Я и сам ничего ему не рассказывал. Если бы мы знали заранее, очевидно, кто-то из нас бы не пошел. Честно говоря, я вообще не ожидал, что он может оказаться на подобном мероприятии. Он такой нелюдимый, так не любит всяких молодежных гулянок и кажется совсем чужеродным в подобном интерьере. Как что-то несуразное. Совсем не в своей тарелке.
Он меня еще не заметил. Он еще не пытается выглядеть каким-то специальным образом и даже ни о чем не подозревает, держится абсолютно непринужденно и бесхитростно. Он затягивается сигаретой, оглядывается по сторонам, к нему быстро подходит приятель, которого я уже видел, из одного с ним класса, пожимает ему руку слегка небрежно, как ведут себя только с настоящими друзьями, которым ничего не нужно доказывать. Тут я задумываюсь об этом мире, в который я не вхож, о братстве, которое он выстроил с другими и где для меня нет места, и еще о его повседневной жизни, в которой я не участвую. Все это воплощено в его друге, их рукопожатие – символ той жизни. А я – мир невидимый, тайный, ирреальный. Обычно эта особость меня радовала. В тот вечер она причиняет мне боль.
Потому что, хотя порой между нами – ошеломляющая близость, такая, что ближе невозможно, все остальное время мы как будто вообще не знакомы, абсолютная отдельность: согласитесь, такая шизофрения сведет с ума даже самых уравновешенных. А я не из самых уравновешенных.
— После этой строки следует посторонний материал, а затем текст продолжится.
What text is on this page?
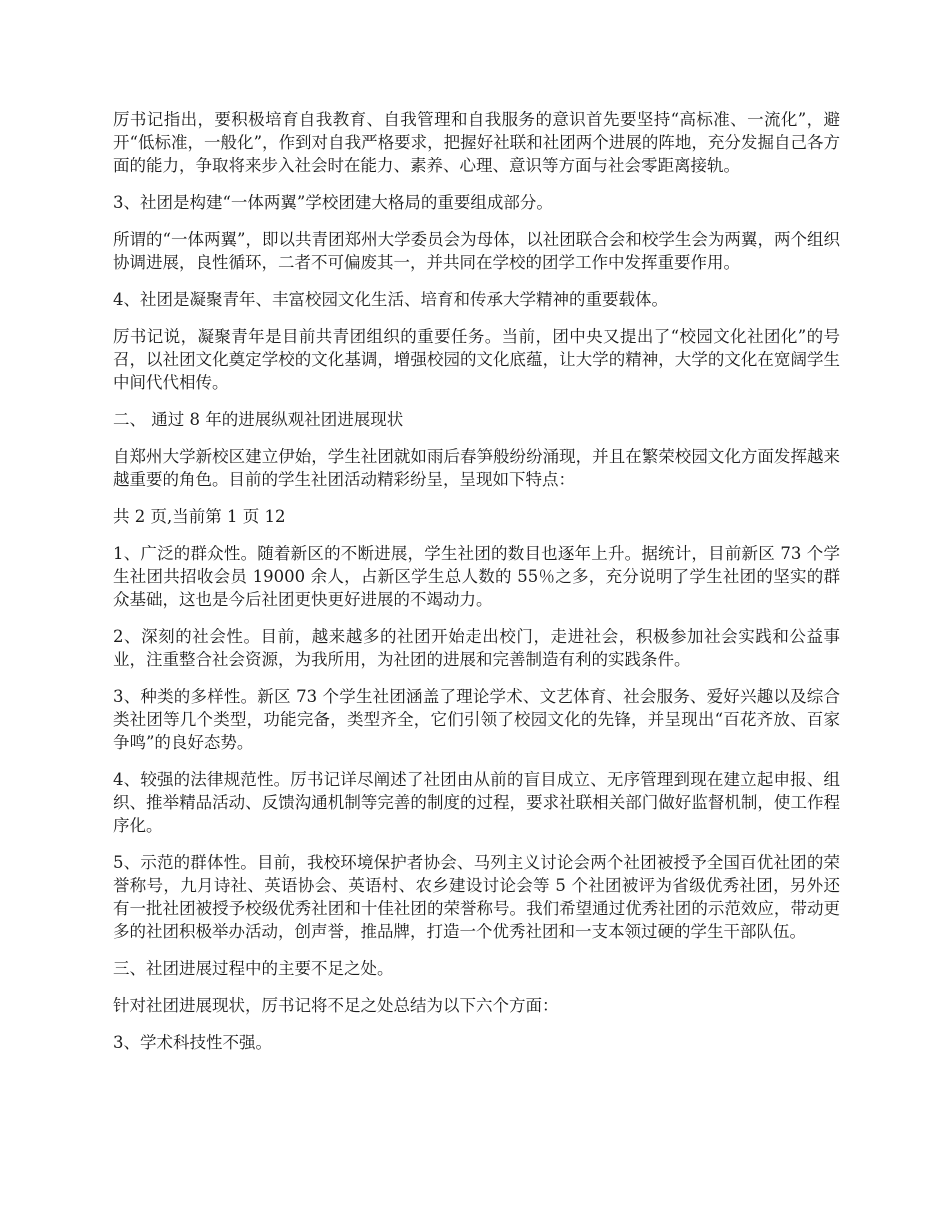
厉书记指出，要积极培育自我教育、自我管理和自我服务的意识首先要坚持“高标准、一流化”，避开“低标准，一般化”，作到对自我严格要求，把握好社联和社团两个进展的阵地，充分发掘自己各方面的能力，争取将来步入社会时在能力、素养、心理、意识等方面与社会零距离接轨。

3、社团是构建“一体两翼”学校团建大格局的重要组成部分。

所谓的“一体两翼”，即以共青团郑州大学委员会为母体，以社团联合会和校学生会为两翼，两个组织协调进展，良性循环，二者不可偏废其一，并共同在学校的团学工作中发挥重要作用。

4、社团是凝聚青年、丰富校园文化生活、培育和传承大学精神的重要载体。

厉书记说，凝聚青年是目前共青团组织的重要任务。当前，团中央又提出了“校园文化社团化”的号召，以社团文化奠定学校的文化基调，增强校园的文化底蕴，让大学的精神，大学的文化在宽阔学生中间代代相传。

二、 通过 8 年的进展纵观社团进展现状

自郑州大学新校区建立伊始，学生社团就如雨后春笋般纷纷涌现，并且在繁荣校园文化方面发挥越来越重要的角色。目前的学生社团活动精彩纷呈，呈现如下特点：

共 2 页,当前第 1 页 12

1、广泛的群众性。随着新区的不断进展，学生社团的数目也逐年上升。据统计，目前新区 73 个学生社团共招收会员 19000 余人，占新区学生总人数的 55％之多，充分说明了学生社团的坚实的群众基础，这也是今后社团更快更好进展的不竭动力。

2、深刻的社会性。目前，越来越多的社团开始走出校门，走进社会，积极参加社会实践和公益事业，注重整合社会资源，为我所用，为社团的进展和完善制造有利的实践条件。

3、种类的多样性。新区 73 个学生社团涵盖了理论学术、文艺体育、社会服务、爱好兴趣以及综合类社团等几个类型，功能完备，类型齐全，它们引领了校园文化的先锋，并呈现出“百花齐放、百家争鸣”的良好态势。

4、较强的法律规范性。厉书记详尽阐述了社团由从前的盲目成立、无序管理到现在建立起申报、组织、推举精品活动、反馈沟通机制等完善的制度的过程，要求社联相关部门做好监督机制，使工作程序化。

5、示范的群体性。目前，我校环境保护者协会、马列主义讨论会两个社团被授予全国百优社团的荣誉称号，九月诗社、英语协会、英语村、农乡建设讨论会等 5 个社团被评为省级优秀社团，另外还有一批社团被授予校级优秀社团和十佳社团的荣誉称号。我们希望通过优秀社团的示范效应，带动更多的社团积极举办活动，创声誉，推品牌，打造一个优秀社团和一支本领过硬的学生干部队伍。

三、社团进展过程中的主要不足之处。

针对社团进展现状，厉书记将不足之处总结为以下六个方面：

3、学术科技性不强。
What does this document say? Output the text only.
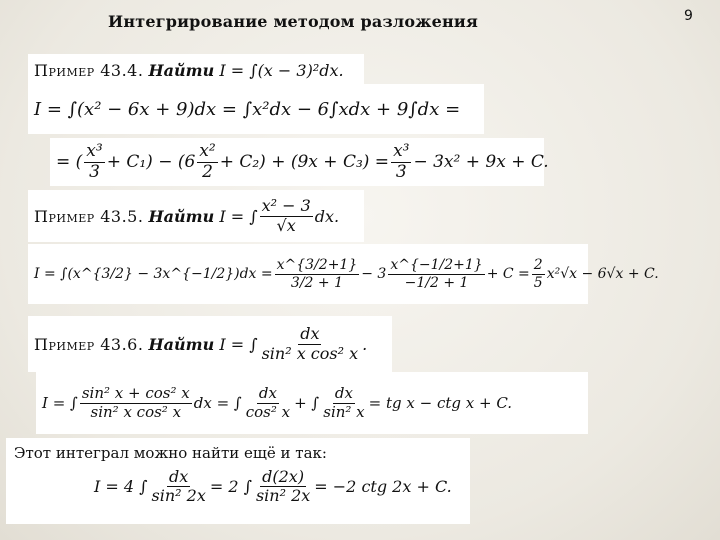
Интегрирование методом разложения	9
Пример 43.4.
Найти
I = ∫(x − 3)²dx.
I = ∫(x² − 6x + 9)dx = ∫x²dx − 6∫xdx + 9∫dx =
= ( $\frac{\text{x³}}{3} + C_1) - (6 \frac{\text{x²}}{2} + C_2) + (9x + C_3) = \frac{\text{x³}}{3} - 3x^2 + 9x + C$.
Пример 43.5.
Найти
I = ∫ $\frac{\text{x² − 3}}{√x}$ dx.
I = ∫(x^{3/2} − 3x^{−1/2})dx = $\frac{x\^{}\{3/2+1\}}{3/2 + 1} - 3 \frac{x\^{}\{-1/2+1\}}{-1/2 + 1} + C = \frac{2}{5} x^2√x - 6√x + C$.
Пример 43.6.
Найти
I = ∫ $\frac{dx}{\text{sin² x cos² x}}$ .
I = ∫ $\frac{\text{sin² x + cos² x}}{\text{sin² x cos² x}}$ dx = ∫ $\frac{dx}{\text{cos² x}}$ + ∫ $\frac{dx}{\text{sin² x}}$ = tg x − ctg x + C.
Этот интеграл можно найти ещё и так:
I = 4 ∫ $\frac{dx}{\text{sin² 2x}} = 2$ ∫ $\frac{d(2x)}{\text{sin² 2x}} = -2$ ctg 2x + C.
И этот ужас, когда нельзя показаться вместе. Ужас, который в этом конкретном случае усугублялся необходимостью – к тому же неожиданной, – находясь в центре сборища, вести себя как чужие. Ужас – быть не вправе демонстрировать свое счастье. Дурацкое слово, да? У других-то это право есть, и они вовсю им пользуются, без всяких ограничений. И от этого делаются еще счастливее, просто раздуваются от гордости. А нам остается скрываться, скукоживаться в нашей запретности.
И эта мýка, когда не можешь ни о чем рассказать, обязан хранить тайну, и проклятый вопрос, как бездна под ногами: если мы об этом не говорим, как доказать, что оно вообще существует? И когда-нибудь, когда наша история уже закончится, а она ведь не может не закончиться, никто не сможет доказать, что она вообще была. И одно из главных действующих лиц (он) сможет, если захочет, вообще всё отрицать, возмущаться, как можно выдумывать такой вздор. А другой (я) сможет этому противопоставить только свое слово, а оно не так уж весомо. Это слово не прозвучит никогда. Да, я никогда не рассказывал об этом. Только сейчас. В этой книге. Впервые в жизни.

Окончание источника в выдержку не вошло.